Como nascem e quanto vivem: Os machos disputam as fêmeas com lutas entre si e comportamentos agressivos. Nas áreas de reprodução a estrutura de grupo mais comumente observada são pares de fêmeas com filhotes acompanhadas de um ou mais machos denominados escortes.

A maturidade sexual é alcançada com aproximadamente 11m. A gestação dura cerca de 1 ano. As fêmeas dão à luz a um único filhote que ao nascer mede cerca de 5m e pesam 1,5 tonelada. A amamentação dura de 6 a 10 meses.

O intervalo médio entre as crias é de 2 anos. Pode viver, pelo menos, 40 anos.

Comportamento e hábitos: Nada sozinha, em pares ou trios mas pode formar grupos temporários maiores nas áreas de alimentação e reprodução. Costuma saltar, bater com as nadadeiras e a cabeça na superfície da água, e por ser curiosa costuma aproximar-se de embarcações.

Pode ficar com a cauda, a cabeça e as nadadeiras peitorais expostas na superfície da água por até algumas horas. Costuma projetar a nadadeira caudal fora da água antes de iniciar um mergulho profundo.

Os machos costumam emitir sons semelhantes a canções que podem durar de 6 minutos até mais de uma hora nas áreas de reprodução para atrair e cortejar as fêmeas. O canto é composto de várias frases que se repetem de forma idêntica durante horas seguidas.

Pequenas variações no canto da jubarte só são percebidas quando ouvidas ano após ano: aparentemente, a cada ano a baleia acrescenta uma nova frase ao canto. Distintas populações de baleias-jubarte executam diferentes cantos. Apresentam um complexo comportamento social.

Quando molestada, pode soltar bolhas pelo orifício respiratório na água e emitir um barulho parecido com um som de trompete, como sinal de alerta. Borrifo em forma de balão, podendo atingir 3m de altura.

Alimentação: Principalmente no verão, em águas frias. Alimenta-se de krill, copépodos e pequenos peixes que formam cardumes. Possuem uma série de técnicas alimentares altamente especializadas.

Identificação Individual: A coloração da parte ventral da nadadeira caudal e a forma e recorte das bordas criam um desenho de cauda único em cada indivíduo.
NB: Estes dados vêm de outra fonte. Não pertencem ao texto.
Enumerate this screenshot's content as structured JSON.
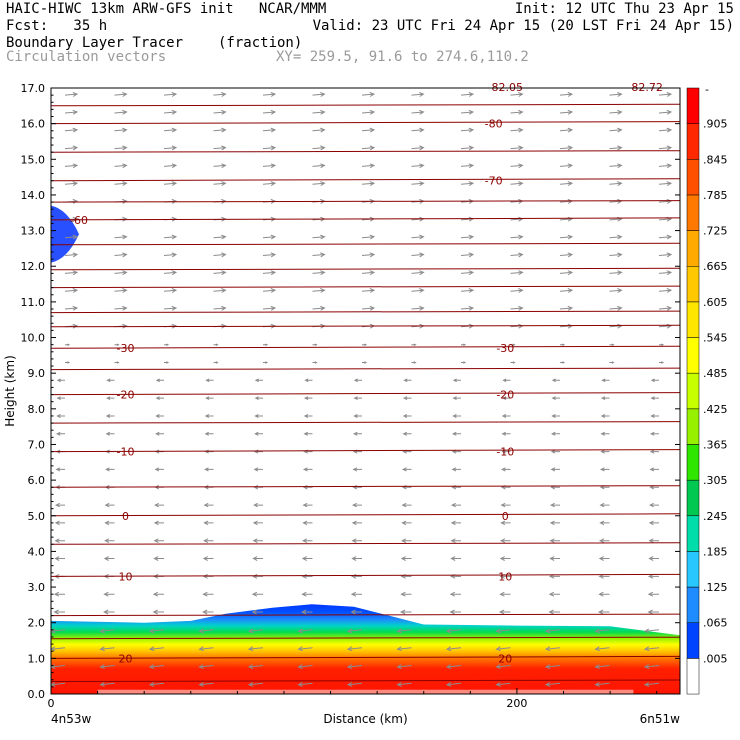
{
  "header": {
    "line1_left": "HAIC-HIWC 13km ARW-GFS init   NCAR/MMM",
    "line1_right": "Init: 12 UTC Thu 23 Apr 15",
    "line2_left": "Fcst:   35 h",
    "line2_right": "Valid: 23 UTC Fri 24 Apr 15 (20 LST Fri 24 Apr 15)",
    "line3_left": "Boundary Layer Tracer",
    "line3_unit": "(fraction)",
    "line4_left": "Circulation vectors",
    "line4_right": "XY= 259.5, 91.6 to 274.6,110.2"
  },
  "chart_data": {
    "type": "heatmap",
    "title": "Boundary Layer Tracer",
    "unit": "(fraction)",
    "xlabel": "Distance (km)",
    "ylabel": "Height (km)",
    "xlim": [
      0,
      270
    ],
    "ylim": [
      0,
      17
    ],
    "x_ticks": [
      "0",
      "200"
    ],
    "y_ticks": [
      "0.0",
      "1.0",
      "2.0",
      "3.0",
      "4.0",
      "5.0",
      "6.0",
      "7.0",
      "8.0",
      "9.0",
      "10.0",
      "11.0",
      "12.0",
      "13.0",
      "14.0",
      "15.0",
      "16.0",
      "17.0"
    ],
    "x_endpoint_labels": {
      "left": "4n53w",
      "right": "6n51w"
    },
    "colorbar": {
      "labels": [
        ".005",
        ".065",
        ".125",
        ".185",
        ".245",
        ".305",
        ".365",
        ".425",
        ".485",
        ".545",
        ".605",
        ".665",
        ".725",
        ".785",
        ".845",
        ".905"
      ],
      "top_label": "-",
      "colors": [
        "#ffffff",
        "#0044ff",
        "#1e8cff",
        "#28c8ff",
        "#00dcaa",
        "#00c850",
        "#2ee600",
        "#96f000",
        "#c8ff00",
        "#ffff00",
        "#ffe600",
        "#ffc800",
        "#ffaa00",
        "#ff7800",
        "#ff5000",
        "#ff2800",
        "#ff0000"
      ]
    },
    "temperature_contours": [
      {
        "label": "20",
        "height_km": 1.0
      },
      {
        "label": "10",
        "height_km": 3.3
      },
      {
        "label": "0",
        "height_km": 5.0
      },
      {
        "label": "-10",
        "height_km": 6.8
      },
      {
        "label": "-20",
        "height_km": 8.4
      },
      {
        "label": "-30",
        "height_km": 9.7
      },
      {
        "label": "-60",
        "height_km": 13.3
      },
      {
        "label": "-70",
        "height_km": 14.4
      },
      {
        "label": "-80",
        "height_km": 16.0
      }
    ],
    "top_edge_labels": [
      "-82.05",
      "-82.72"
    ],
    "boundary_layer_top_km": [
      [
        0,
        2.05
      ],
      [
        40,
        2.0
      ],
      [
        60,
        2.05
      ],
      [
        75,
        2.25
      ],
      [
        95,
        2.42
      ],
      [
        112,
        2.52
      ],
      [
        130,
        2.45
      ],
      [
        148,
        2.15
      ],
      [
        160,
        1.95
      ],
      [
        200,
        1.92
      ],
      [
        240,
        1.9
      ],
      [
        270,
        1.65
      ]
    ],
    "cirrus_patch": {
      "x_km": [
        0,
        12
      ],
      "height_km": [
        12.1,
        13.7
      ]
    },
    "vectors": {
      "upper": "eastward, above 10 km",
      "lower": "westward, below 9 km"
    }
  }
}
A forma, marcas e cicatrizes da nadadeira dorsal também tornam possível a identificação de distintos indivíduos.

Inimigos Naturais: As orcas (Orcinus orca), as falsas-orcas (Pseudorca crassidens) e possivelmente os grandes tubarões (Família Carcharhinidae).

Ameaças: Devido aos seus hábitos costeiros durante seus períodos migratórios (julho a dezembro) a baleia jubarte sofre com fortes pressões antrópicas como por exemplo capturas acidentais em redes de pesca, colisão com barcos e navios, poluição dos mares e a destruição de seus hábitats.
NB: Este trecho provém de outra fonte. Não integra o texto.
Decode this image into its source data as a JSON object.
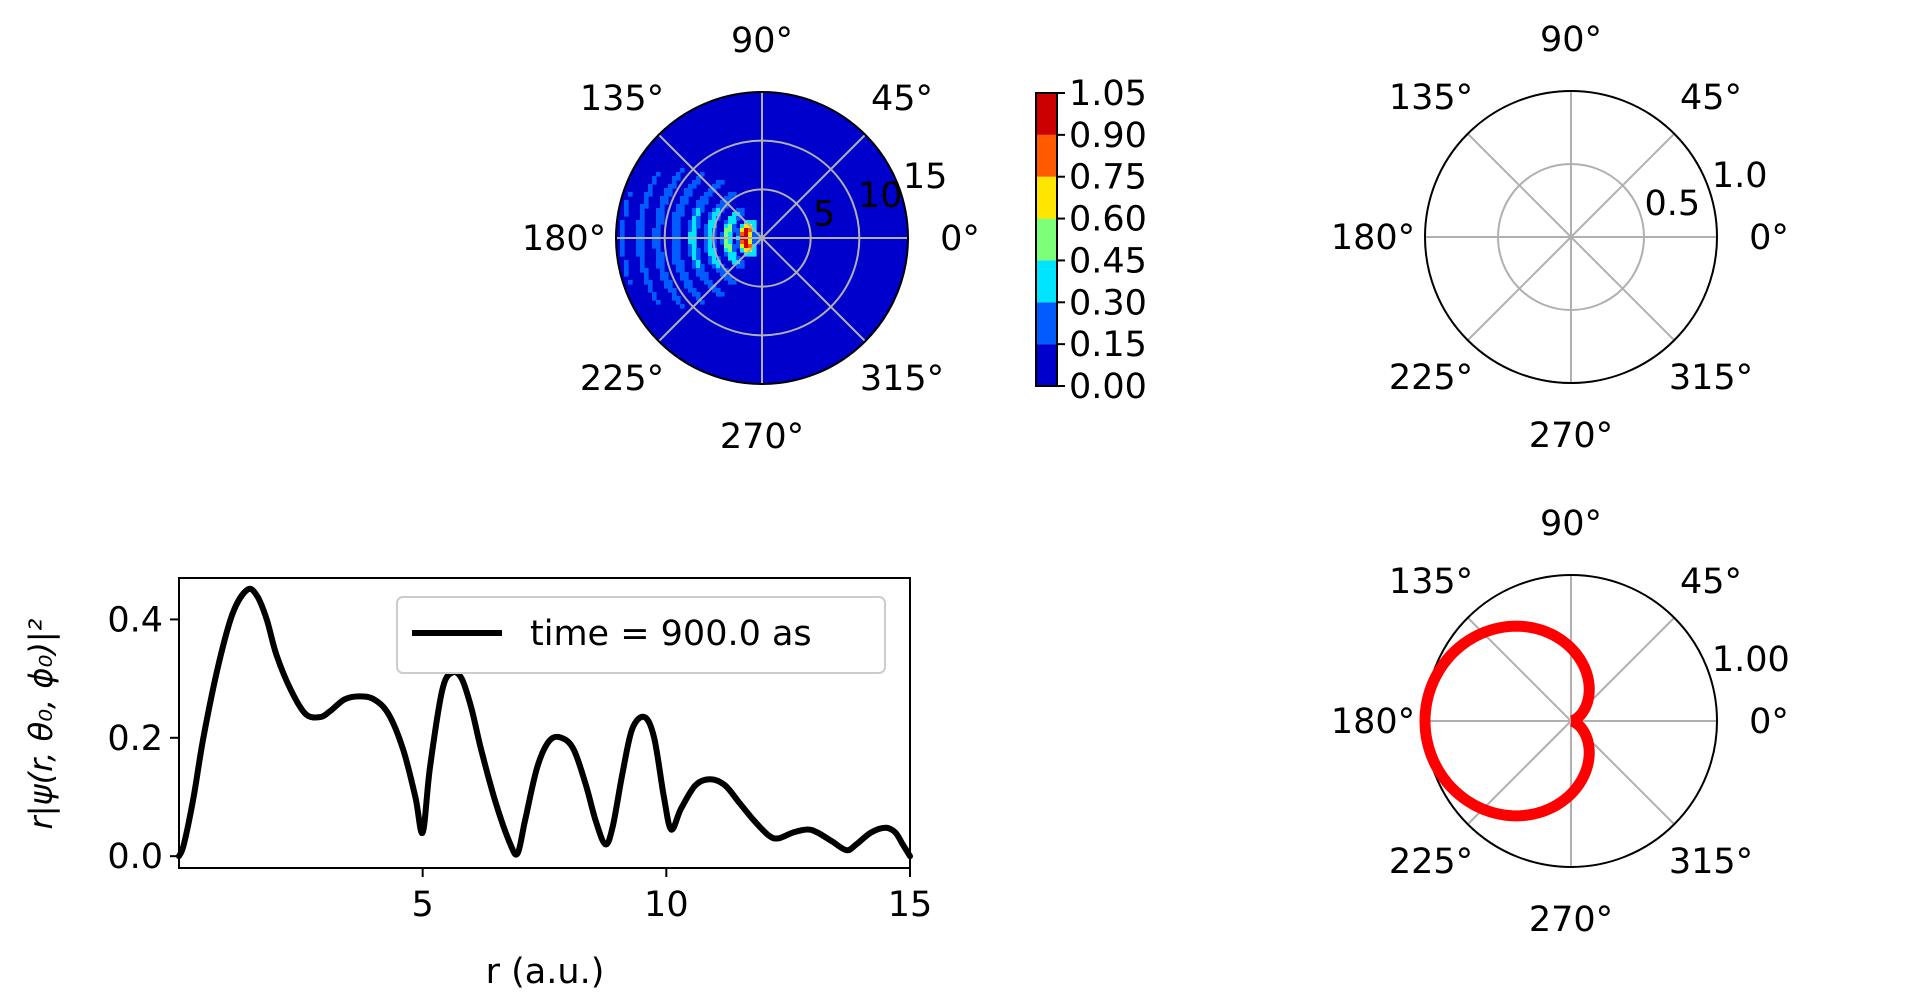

Outra ameaça potencial e iminente é o aumento do turismo para a observação de baleias (whalewatching) no Banco dos Abrolhos, que, se feito de forma irracional e descontrolada, pode molestar seriamente as baleias-jubarte.

A atividade petrolífera na região do Banco dos Abrolhos e adjacências é causa de preocupação quanto a futuros impactos sobre a população de baleias. Existem registros de capturas em redes de deriva oceânicas para as regiões sul e sudeste do Brasil.

Canto da Baleia Jubarte: Cientistas que estudam as baleias jubarte há cinco anos no litoral brasileiro descobriram que o som emitido por esse mamífero, durante o acasalamento, muda a cada ano.

Conforme os pesquisadores, a música é complexa, e a descoberta que as notas mudam de uma temporada para outra leva a crer que o som emitido pelas baleias varia nas diferentes regiões do mundo.

A canção para atrair a fêmea e afastar rivais demora até 30 minutos, mas o macho pode repeti-la por 24 horas sem parar.